Contributions by John Giorno and Suzanne Cotter and Daniel Baumann and Sophie Woodward
The first major monograph on Turner Prize–nominated Glasgow artist Jim Lambie.
This long-awaited volume surveys the career of Glasgow-based contemporary sculptor Jim Lambie. From his distinctive floor works, striped from wall to wall with vibrant electrical tape, to his paint-soaked mattresses, Lambie adroitly sculpts humor and pathos from the clutter of modern life. Working with items immediately at hand, as well as those sourced in secondhand and hardware stores, he resurrects record decks, speakers, clothing, accessories, doors, and mirrors to form sculptural elements in larger compositions.

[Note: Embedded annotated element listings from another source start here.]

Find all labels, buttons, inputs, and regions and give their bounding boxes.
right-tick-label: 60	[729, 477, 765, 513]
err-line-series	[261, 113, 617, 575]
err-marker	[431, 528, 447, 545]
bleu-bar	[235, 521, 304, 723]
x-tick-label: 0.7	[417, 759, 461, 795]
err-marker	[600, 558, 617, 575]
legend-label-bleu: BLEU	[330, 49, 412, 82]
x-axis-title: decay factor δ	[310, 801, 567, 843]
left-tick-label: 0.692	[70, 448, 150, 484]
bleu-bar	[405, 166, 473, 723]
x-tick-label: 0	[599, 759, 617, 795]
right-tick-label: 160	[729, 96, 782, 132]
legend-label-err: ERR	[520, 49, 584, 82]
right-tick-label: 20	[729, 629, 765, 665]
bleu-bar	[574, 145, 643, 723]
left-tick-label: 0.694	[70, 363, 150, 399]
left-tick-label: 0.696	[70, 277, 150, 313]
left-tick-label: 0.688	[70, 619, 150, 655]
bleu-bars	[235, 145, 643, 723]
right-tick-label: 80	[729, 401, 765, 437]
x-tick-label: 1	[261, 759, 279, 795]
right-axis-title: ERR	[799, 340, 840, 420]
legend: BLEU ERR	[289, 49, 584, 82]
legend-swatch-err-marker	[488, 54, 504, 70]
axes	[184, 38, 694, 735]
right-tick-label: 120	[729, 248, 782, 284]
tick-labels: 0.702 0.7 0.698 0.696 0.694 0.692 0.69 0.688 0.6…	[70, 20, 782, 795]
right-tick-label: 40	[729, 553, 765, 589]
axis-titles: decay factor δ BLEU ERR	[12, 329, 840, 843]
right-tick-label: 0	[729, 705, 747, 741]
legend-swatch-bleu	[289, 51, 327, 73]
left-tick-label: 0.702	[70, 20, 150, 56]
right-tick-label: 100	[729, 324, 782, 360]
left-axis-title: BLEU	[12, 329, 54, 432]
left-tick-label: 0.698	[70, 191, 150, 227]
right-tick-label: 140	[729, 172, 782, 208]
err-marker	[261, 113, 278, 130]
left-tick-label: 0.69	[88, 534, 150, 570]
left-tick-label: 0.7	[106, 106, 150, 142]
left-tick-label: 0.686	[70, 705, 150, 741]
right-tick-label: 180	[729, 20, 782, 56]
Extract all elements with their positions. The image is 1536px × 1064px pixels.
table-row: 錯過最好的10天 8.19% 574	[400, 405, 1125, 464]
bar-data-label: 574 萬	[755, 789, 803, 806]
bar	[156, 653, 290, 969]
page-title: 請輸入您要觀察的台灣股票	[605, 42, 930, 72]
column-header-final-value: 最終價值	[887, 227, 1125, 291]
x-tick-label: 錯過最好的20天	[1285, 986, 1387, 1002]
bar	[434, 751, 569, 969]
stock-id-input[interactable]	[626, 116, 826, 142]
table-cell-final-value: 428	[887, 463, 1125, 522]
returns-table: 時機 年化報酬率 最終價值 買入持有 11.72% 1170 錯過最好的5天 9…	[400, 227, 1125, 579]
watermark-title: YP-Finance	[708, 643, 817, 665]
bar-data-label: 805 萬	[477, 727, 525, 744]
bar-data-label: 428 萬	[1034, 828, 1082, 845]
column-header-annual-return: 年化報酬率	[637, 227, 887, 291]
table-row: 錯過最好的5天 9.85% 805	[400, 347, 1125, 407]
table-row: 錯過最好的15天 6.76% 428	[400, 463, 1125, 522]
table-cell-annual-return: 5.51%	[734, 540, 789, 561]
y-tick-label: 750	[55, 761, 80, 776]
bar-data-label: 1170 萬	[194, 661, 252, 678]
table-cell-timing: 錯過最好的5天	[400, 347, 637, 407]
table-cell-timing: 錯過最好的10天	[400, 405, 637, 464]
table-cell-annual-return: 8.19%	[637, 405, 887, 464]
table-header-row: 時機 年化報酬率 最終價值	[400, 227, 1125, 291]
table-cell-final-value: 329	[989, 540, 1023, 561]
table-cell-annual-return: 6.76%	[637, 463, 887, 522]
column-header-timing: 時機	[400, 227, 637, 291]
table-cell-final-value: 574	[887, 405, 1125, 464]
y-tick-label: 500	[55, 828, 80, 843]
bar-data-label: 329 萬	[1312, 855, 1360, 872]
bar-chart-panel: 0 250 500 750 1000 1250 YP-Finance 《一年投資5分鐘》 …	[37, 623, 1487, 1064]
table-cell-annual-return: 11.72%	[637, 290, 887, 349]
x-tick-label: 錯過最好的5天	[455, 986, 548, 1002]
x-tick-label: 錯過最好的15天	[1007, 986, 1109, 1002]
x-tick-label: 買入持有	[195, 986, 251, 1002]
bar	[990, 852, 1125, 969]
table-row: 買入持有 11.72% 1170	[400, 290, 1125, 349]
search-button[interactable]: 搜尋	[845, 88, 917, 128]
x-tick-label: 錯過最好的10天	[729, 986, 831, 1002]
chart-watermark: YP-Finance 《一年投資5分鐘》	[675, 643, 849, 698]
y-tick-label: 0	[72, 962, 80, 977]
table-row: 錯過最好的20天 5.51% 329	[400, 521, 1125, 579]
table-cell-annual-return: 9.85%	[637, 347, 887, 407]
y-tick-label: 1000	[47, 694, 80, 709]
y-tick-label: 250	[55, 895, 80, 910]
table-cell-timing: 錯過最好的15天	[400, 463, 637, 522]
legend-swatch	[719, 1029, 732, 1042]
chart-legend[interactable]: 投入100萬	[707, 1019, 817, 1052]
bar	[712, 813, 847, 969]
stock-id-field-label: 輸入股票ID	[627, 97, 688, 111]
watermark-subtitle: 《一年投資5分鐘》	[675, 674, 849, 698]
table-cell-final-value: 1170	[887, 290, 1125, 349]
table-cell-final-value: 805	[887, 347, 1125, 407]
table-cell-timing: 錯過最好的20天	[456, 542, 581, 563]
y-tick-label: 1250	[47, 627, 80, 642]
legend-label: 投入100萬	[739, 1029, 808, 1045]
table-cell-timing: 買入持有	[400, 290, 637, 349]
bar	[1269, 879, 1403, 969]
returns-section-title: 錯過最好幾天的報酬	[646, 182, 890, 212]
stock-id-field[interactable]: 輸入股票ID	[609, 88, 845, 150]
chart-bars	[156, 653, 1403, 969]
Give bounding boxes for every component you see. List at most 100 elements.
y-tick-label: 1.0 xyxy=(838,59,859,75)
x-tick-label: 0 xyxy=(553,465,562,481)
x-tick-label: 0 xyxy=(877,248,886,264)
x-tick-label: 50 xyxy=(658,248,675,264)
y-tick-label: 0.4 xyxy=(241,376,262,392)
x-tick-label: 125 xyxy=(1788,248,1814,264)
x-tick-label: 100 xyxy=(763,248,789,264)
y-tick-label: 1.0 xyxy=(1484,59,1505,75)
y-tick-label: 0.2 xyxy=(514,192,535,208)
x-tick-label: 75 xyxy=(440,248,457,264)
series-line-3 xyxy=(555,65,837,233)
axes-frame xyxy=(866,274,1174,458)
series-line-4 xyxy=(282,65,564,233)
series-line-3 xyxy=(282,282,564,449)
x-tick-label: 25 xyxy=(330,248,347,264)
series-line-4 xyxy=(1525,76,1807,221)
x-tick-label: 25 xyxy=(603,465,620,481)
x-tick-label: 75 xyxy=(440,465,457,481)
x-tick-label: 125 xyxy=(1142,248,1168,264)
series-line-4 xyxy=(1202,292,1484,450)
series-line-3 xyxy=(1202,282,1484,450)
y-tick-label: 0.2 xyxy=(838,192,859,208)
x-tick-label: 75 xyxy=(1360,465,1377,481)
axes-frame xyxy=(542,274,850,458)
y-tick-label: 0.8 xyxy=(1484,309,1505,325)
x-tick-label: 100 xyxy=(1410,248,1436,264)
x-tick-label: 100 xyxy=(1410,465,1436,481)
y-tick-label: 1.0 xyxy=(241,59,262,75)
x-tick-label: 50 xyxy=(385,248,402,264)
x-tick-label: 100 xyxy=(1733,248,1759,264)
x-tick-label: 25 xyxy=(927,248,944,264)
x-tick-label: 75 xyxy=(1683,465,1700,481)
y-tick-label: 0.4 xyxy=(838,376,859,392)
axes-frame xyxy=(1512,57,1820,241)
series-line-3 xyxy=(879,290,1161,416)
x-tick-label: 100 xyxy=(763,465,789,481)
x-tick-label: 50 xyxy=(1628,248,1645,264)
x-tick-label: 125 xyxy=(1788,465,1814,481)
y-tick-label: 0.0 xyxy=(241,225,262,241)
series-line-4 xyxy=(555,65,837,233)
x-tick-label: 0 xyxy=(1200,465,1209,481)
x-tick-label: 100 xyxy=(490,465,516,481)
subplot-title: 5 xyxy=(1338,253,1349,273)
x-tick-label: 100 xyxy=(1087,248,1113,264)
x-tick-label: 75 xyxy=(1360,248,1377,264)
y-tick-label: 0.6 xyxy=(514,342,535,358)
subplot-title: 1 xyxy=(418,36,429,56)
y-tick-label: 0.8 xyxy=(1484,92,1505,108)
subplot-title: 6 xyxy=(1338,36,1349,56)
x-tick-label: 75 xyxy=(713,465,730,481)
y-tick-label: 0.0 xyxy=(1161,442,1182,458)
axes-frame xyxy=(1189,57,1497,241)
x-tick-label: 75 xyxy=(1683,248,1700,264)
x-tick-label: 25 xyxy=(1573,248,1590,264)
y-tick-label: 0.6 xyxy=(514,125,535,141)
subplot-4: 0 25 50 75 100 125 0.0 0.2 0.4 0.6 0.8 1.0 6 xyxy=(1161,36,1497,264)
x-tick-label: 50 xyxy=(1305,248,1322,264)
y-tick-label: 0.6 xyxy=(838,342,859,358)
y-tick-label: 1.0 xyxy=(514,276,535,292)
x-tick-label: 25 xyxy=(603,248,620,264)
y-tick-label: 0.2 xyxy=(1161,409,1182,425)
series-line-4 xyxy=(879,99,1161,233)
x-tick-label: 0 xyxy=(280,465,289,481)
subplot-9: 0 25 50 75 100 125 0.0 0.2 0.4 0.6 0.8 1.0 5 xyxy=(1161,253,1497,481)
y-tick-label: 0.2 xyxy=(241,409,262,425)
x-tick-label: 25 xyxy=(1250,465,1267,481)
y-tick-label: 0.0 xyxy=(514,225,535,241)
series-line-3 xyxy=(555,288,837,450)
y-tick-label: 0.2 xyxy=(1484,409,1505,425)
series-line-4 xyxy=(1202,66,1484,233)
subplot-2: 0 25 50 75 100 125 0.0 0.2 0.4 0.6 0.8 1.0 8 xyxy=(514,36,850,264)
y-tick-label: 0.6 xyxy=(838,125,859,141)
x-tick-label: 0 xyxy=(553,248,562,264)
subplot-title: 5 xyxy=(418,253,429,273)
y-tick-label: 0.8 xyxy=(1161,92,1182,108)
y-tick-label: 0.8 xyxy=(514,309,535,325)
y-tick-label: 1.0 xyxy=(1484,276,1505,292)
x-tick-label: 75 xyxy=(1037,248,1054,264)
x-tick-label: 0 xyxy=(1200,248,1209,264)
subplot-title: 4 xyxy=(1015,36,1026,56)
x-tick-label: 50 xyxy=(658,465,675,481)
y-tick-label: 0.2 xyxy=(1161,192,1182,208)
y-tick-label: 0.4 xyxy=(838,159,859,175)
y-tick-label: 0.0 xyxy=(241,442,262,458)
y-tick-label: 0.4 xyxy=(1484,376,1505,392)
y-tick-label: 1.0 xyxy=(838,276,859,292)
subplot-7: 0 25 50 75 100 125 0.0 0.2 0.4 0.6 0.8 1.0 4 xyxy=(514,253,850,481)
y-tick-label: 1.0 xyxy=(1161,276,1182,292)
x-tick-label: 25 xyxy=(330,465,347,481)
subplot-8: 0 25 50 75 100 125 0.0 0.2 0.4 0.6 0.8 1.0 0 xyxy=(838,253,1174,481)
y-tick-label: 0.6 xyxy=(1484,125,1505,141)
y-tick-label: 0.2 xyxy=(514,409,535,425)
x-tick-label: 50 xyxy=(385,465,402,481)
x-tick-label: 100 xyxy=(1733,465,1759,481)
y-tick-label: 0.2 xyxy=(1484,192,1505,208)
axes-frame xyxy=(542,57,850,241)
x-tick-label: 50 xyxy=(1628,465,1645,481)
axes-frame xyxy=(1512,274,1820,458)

Lambie prioritizes sensory pleasure over intellectual response. He selects materials that are familiar and have a strong personal resonance, so that they offer a way into the work as well as a springboard to a psychological space beyond. This volume not only serves as a definitive mid-career survey but also as a major reframing of the artist’s work. Lambie’s practice has long been understood through the lens of punk and rock music, a frequent theme of his works’ titles. Here the artist and new essays instead trace his approach to the rich material histories he mines and the scrappy, resourceful spirit of his hometown, Glasgow.
About The Author
Daniel Baumann is the director of Kunsthalle Zürich. He previously served as curator of the Adolf Wölfli Foundation, located at the Museum of Fine Arts in Bern, Switzerland.